In tenth grade, Barbara and Katie had met in a study group that managed to ace Miss Marchand’s biology class. They’d become friends and stayed in touch during college. When Barbara returned from four years in Boston and had trouble finding a job, she’d seemed depressed. So Katie often invited her along to join her and Steve as a threesome, or with a friend of Steve’s, thinking it would be the boost Barbara needed. Too trusting by far, Katie later realized she’d been the conduit to a secret affair instead.

Why hadn’t she put the pieces together when Barbara caught a sudden case of the flu the morning of the wedding? While Katie was standing in front of a hundred people waiting for a groom who never came, Barbara had been off consummating a different union.

On Katie’s honeymoon. With Katie’s groom.

And Steve—he’d probably been drinking their champagne in the crystal glasses her mother had bought, toasting another woman in a negligee. An eager woman. One who wouldn’t make him wait until the vows were said and done. And he’d probably been finding the exact kind of excitement he’d told Katie she lacked.

She’d heard they’d moved to Lansing, Michigan. But clearly, they were back, and sharing their love—based on a mutual admiration for wrestling and Coors beer—with all of Mercy. Ugh.

A year’s worth of anger, which Conventional Katie had kept under a tight, polite lid, boiled up inside her. She’d vowed to go on with her life, but that didn’t mean she’d forgotten. They’d betrayed her, even going so far as to keep the shower gifts, and she’d taken it all without a word, while Barbara sipped from Katie’s Waterford and kissed Katie’s groom.

She wondered if she could be arrested for assaulting them with an extra-large box of Orville Redenbacher’s.

“Excuse me, miss.”

Katie wheeled around. Standing directly behind her, with a shopping cart full of the gastrointestinal nightmares that only bachelors seemed to buy, was Matt Webster.

She was now in her own clothes, no banana suit to hide behind.
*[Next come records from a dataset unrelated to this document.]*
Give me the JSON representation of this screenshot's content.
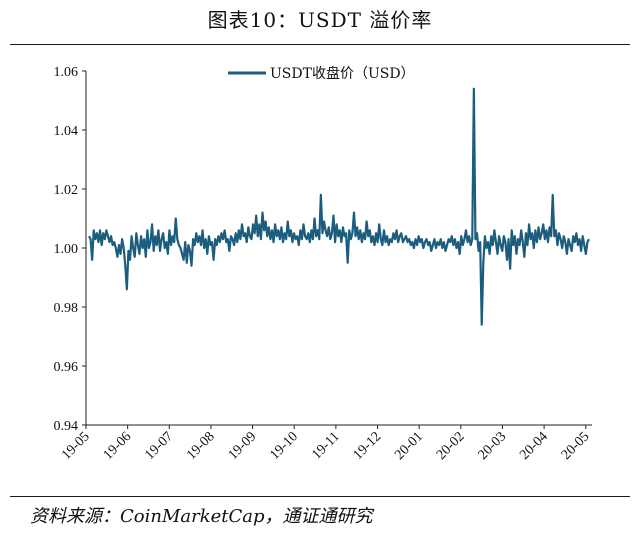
{
  "header": {
    "title": "图表10：USDT 溢价率"
  },
  "footer": {
    "source": "资料来源：CoinMarketCap，通证通研究"
  },
  "chart_data": {
    "type": "line",
    "title": "图表10：USDT 溢价率",
    "xlabel": "",
    "ylabel": "",
    "ylim": [
      0.94,
      1.06
    ],
    "yticks": [
      "1.06",
      "1.04",
      "1.02",
      "1.00",
      "0.98",
      "0.96",
      "0.94"
    ],
    "xticks": [
      "19-05",
      "19-06",
      "19-07",
      "19-08",
      "19-09",
      "19-10",
      "19-11",
      "19-12",
      "20-01",
      "20-02",
      "20-03",
      "20-04",
      "20-05"
    ],
    "legend": "top-center",
    "grid": false,
    "series": [
      {
        "name": "USDT收盘价（USD）",
        "color": "#1c5d7e",
        "values": [
          1.004,
          1.003,
          0.996,
          1.006,
          1.003,
          1.005,
          1.002,
          1.006,
          1.001,
          1.005,
          1.003,
          1.006,
          1.004,
          1.002,
          1.004,
          1.001,
          1.002,
          1.0,
          0.997,
          1.001,
          0.998,
          1.003,
          1.0,
          0.994,
          0.986,
          0.999,
          0.996,
          1.004,
          1.0,
          0.997,
          1.005,
          1.001,
          0.998,
          1.004,
          1.0,
          1.003,
          0.997,
          1.006,
          1.0,
          1.002,
          1.008,
          0.999,
          1.004,
          1.001,
          1.006,
          0.999,
          1.003,
          1.005,
          1.0,
          1.002,
          0.998,
          1.006,
          1.001,
          1.004,
          1.002,
          1.01,
          1.003,
          1.001,
          1.0,
          0.998,
          0.996,
          1.002,
          0.995,
          1.001,
          0.999,
          0.994,
          1.003,
          1.001,
          1.005,
          1.002,
          1.004,
          1.001,
          1.006,
          1.0,
          1.003,
          0.998,
          1.004,
          1.001,
          1.002,
          0.996,
          1.003,
          1.001,
          1.004,
          1.002,
          1.005,
          1.003,
          1.006,
          1.002,
          1.003,
          0.999,
          1.004,
          1.003,
          1.001,
          1.005,
          1.002,
          1.006,
          1.003,
          1.008,
          1.004,
          1.005,
          1.002,
          1.007,
          1.004,
          1.003,
          1.008,
          1.005,
          1.011,
          1.004,
          1.008,
          1.003,
          1.012,
          1.006,
          1.009,
          1.004,
          1.007,
          1.003,
          1.006,
          1.002,
          1.008,
          1.004,
          1.006,
          1.003,
          1.007,
          1.002,
          1.005,
          1.003,
          1.009,
          1.004,
          1.006,
          1.002,
          1.005,
          1.003,
          1.004,
          1.001,
          1.006,
          1.003,
          1.008,
          1.004,
          1.003,
          1.005,
          1.002,
          1.006,
          1.003,
          1.01,
          1.004,
          1.006,
          1.003,
          1.018,
          1.005,
          1.009,
          1.006,
          1.004,
          1.007,
          1.003,
          1.005,
          1.011,
          1.002,
          1.008,
          1.004,
          1.006,
          1.002,
          1.007,
          1.004,
          1.005,
          0.995,
          1.006,
          1.003,
          1.005,
          1.012,
          1.004,
          1.007,
          1.003,
          1.006,
          1.002,
          1.005,
          1.003,
          1.009,
          1.004,
          1.006,
          1.002,
          1.004,
          1.001,
          1.005,
          1.002,
          1.008,
          1.003,
          1.001,
          1.006,
          1.002,
          1.004,
          1.001,
          1.003,
          1.002,
          1.005,
          1.003,
          1.006,
          1.002,
          1.004,
          1.005,
          1.002,
          1.003,
          1.004,
          1.002,
          1.003,
          1.001,
          1.002,
          1.0,
          1.003,
          1.001,
          1.004,
          1.002,
          1.003,
          1.0,
          1.002,
          1.003,
          1.001,
          1.002,
          0.999,
          1.001,
          1.003,
          1.0,
          1.002,
          1.001,
          1.003,
          1.0,
          1.002,
          0.999,
          1.001,
          1.003,
          1.002,
          1.004,
          1.001,
          1.003,
          1.0,
          1.002,
          0.998,
          1.004,
          1.001,
          1.003,
          1.006,
          1.002,
          1.004,
          1.001,
          1.003,
          1.054,
          1.003,
          1.005,
          0.999,
          1.002,
          0.974,
          0.995,
          1.004,
          1.0,
          1.002,
          0.998,
          1.004,
          1.001,
          1.006,
          1.002,
          0.998,
          1.004,
          1.001,
          0.999,
          1.004,
          1.002,
          0.996,
          1.003,
          0.993,
          1.006,
          1.001,
          1.004,
          0.998,
          1.003,
          1.001,
          1.006,
          1.002,
          0.997,
          1.005,
          1.001,
          1.008,
          1.003,
          1.005,
          1.0,
          1.006,
          1.002,
          1.007,
          1.003,
          1.005,
          1.008,
          1.003,
          1.006,
          1.002,
          1.007,
          1.004,
          1.018,
          1.004,
          1.006,
          1.001,
          1.005,
          1.003,
          1.0,
          1.004,
          1.002,
          0.998,
          1.003,
          1.001,
          0.999,
          1.004,
          1.002,
          1.005,
          1.001,
          1.003,
          0.999,
          1.004,
          1.001,
          0.998,
          1.002,
          1.003
        ]
      }
    ]
  }
}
It was a perfect chance to test the waters of her new spontaneity resolution, right in front of Barbara and Steve. Take a chance. Dip a toe in the wild side.

A second peek around the corner and she saw Steve, one hand on Barbara’s waist, strolling down the aisle, debating popcorn choices. They were going to see her in a minute—the lovey-dovey couple encountering the lonely, jilted bride. She imagined the pity on their faces, the knowing smiles that said she was the unfortunate one, the one who hadn’t gone on, a year after the fiasco.